Services are interfaces or class instances that are registered locally in a service registry and can be fetched and
used by the system or plugins.
The service registry is the most important class in a nyssr.net node.
This is due to one of the core points of our philosophy: code hiding.
A large number of internal services are published via the service registry.
In most cases these are interfaces, the respective implementations remain private.
The question naturally arises why we didn't implement a pattern like Dependency Injection, like other popular
frameworks.
This is partly due to the original origin of our system (OSGi), and partly because of the asynchronous nature of the
framework.
In addition, much of the code is based on plugins, which are loaded at runtime.
With the service registry approach, we have chosen a pattern that is easy to understand, that does not present any
puzzles and simply does what it is supposed to do.
The price for this is some extra code we have to write for the service starters (see below).
A service in nyssr.net is not simply started by itself.
It is indicated to the system as startable.
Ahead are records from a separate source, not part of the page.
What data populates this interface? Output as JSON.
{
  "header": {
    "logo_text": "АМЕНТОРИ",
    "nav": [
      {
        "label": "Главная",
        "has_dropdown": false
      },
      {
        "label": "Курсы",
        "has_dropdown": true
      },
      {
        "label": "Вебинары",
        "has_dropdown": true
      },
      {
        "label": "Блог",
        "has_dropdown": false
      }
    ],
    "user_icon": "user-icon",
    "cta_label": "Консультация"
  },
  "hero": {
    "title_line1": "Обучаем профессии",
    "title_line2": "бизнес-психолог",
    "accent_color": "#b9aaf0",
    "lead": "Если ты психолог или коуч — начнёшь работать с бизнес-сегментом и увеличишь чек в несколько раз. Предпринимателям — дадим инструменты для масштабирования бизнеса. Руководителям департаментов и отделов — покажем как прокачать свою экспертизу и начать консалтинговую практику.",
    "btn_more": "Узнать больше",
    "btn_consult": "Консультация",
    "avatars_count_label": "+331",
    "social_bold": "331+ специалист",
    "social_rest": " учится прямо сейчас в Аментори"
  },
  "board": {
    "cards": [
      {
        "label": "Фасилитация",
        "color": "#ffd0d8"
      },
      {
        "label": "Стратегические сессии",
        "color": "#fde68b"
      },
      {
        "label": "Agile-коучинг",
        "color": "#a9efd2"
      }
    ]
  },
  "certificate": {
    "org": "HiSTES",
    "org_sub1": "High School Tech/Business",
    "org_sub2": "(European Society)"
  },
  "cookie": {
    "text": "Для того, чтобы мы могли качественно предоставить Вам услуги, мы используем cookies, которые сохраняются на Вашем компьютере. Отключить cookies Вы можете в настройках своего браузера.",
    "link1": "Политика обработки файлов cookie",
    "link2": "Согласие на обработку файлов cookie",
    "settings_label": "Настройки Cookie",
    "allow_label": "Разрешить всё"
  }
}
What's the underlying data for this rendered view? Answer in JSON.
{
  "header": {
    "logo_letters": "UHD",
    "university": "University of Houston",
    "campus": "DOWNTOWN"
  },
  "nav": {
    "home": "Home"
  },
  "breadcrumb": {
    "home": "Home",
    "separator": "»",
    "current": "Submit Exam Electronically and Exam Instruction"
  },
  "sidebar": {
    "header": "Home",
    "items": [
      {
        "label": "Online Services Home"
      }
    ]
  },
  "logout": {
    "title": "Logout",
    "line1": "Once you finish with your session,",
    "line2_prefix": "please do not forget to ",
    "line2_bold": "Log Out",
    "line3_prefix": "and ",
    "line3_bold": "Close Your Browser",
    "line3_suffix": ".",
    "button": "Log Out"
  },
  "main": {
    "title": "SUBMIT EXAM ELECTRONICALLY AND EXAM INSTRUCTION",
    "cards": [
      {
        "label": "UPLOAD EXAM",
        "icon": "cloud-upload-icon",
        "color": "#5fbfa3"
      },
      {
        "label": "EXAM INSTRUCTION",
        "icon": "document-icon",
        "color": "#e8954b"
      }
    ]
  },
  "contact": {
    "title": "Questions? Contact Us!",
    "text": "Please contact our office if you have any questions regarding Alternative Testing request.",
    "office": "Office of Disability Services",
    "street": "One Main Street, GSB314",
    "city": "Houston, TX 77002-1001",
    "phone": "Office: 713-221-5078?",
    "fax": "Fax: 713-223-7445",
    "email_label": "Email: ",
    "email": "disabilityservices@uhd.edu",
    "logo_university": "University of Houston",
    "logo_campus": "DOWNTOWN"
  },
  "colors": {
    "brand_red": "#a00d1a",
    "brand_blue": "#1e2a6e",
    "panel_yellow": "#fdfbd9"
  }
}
This is done by registering classes that implement the IServiceStarter interface.
Service starters provide a list of dependencies of the service to be started.
If all dependencies can be fulfilled, that is, if all required services have already been started, then this service
will be started as well.
To start the service, the service starter implements a start method.
In this method, the own service can be started and registered to the service registry.
When a service is dropped, all services that depend on that service are stopped by a stop method.